„Erich, es geht nicht mehr“
Ost-Berlin · Eine friedliche Revolution läutet 1989 das Ende der deutschen Teilung ein. In einer Serie stellen wir in loser Folge Meilensteine auf dem Weg zum Mauerfall vor. Heute Teil 7: der Rücktritt von DDR-Staats- und Regierungschef Erich Honecker.
Es ist Mittwoch, der 18. Oktober 1989. Das Zentralkomitee der SED tritt zu einer Sondersitzung zusammen. Schon vorher steht fest, was es zu beschließen gibt: Erich Honeckers Rücktritt. Der Sturz des SED-Chefs und Staatsratsvorsitzenden der DDR war zuvor von den Politbüro-Genossen Egon Krenz , Siegfried Lorenz und Günther Schabowski eingefädelt worden. Die konspirative Aktion der alten Kader war eine letzte verzweifelte Reaktion auf den andauernden Exodus der Menschen. Doch auch sie konnte den Sozialismus des Arbeiter- und Bauernstaates nicht mehr retten: Die DDR steuerte unaufhaltsam ihrem Ende entgegen.

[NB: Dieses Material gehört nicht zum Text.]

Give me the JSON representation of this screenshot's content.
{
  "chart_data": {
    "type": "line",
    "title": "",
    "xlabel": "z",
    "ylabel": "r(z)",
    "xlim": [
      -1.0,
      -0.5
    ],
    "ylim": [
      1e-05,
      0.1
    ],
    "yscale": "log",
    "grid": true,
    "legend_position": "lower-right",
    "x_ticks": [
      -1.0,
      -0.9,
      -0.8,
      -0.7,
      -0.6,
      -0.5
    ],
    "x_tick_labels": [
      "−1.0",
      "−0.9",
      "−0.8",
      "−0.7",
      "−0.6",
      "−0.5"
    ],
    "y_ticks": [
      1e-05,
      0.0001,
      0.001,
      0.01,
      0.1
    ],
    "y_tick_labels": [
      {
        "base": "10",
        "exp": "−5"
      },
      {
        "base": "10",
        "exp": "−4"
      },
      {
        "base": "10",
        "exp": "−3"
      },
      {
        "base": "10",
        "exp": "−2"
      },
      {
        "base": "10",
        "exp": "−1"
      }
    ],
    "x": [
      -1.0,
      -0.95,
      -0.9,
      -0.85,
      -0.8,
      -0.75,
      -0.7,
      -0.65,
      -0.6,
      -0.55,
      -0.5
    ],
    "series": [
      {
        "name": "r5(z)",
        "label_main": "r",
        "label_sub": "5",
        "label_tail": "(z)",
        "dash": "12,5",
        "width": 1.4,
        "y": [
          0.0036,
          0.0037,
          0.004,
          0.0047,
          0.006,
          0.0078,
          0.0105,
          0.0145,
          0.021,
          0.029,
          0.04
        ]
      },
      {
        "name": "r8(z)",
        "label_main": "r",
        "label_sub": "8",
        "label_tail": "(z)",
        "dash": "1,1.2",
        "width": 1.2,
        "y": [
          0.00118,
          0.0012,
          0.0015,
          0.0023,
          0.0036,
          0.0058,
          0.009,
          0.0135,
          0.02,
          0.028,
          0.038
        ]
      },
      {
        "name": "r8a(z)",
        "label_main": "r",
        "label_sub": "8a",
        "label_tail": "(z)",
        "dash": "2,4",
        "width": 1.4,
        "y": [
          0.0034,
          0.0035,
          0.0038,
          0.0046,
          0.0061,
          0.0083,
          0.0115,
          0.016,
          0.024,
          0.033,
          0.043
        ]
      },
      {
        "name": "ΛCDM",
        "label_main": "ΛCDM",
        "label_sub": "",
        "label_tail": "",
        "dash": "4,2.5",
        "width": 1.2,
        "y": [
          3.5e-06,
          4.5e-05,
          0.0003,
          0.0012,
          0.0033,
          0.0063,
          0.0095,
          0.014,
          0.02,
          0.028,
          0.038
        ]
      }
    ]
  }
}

Erich Honecker , damals 77, gebürtiger Saarländer aus Wiebelskirchen. Seit 1971 Generalsekretär der SED und damit die mächtigste Person in Ostdeutschland. Fahl und grau ist er geworden in diesen 18 Jahren, und gesund ist er auch nicht mehr. Der Unruhen im Land, die wachsende Flüchtlingswelle und die Montagsdemonstrationen haben den erschöpften Chefsozialisten überfordert. Zu allem Überfluss steckte er noch in einem ernsten Konflikt mit Moskau: Die Perestroika des sowjetischen Staatschefs Michail Gorbatschow war ihm immer suspekt, auch persönlich stimmte die Chemie zwischen den beiden nicht. Weil Honecker zudem keinen Plan hatte, wie er mit der revolutionären Lage in der DDR umgehen sollte, war sein Sturz nur eine Frage der Zeit.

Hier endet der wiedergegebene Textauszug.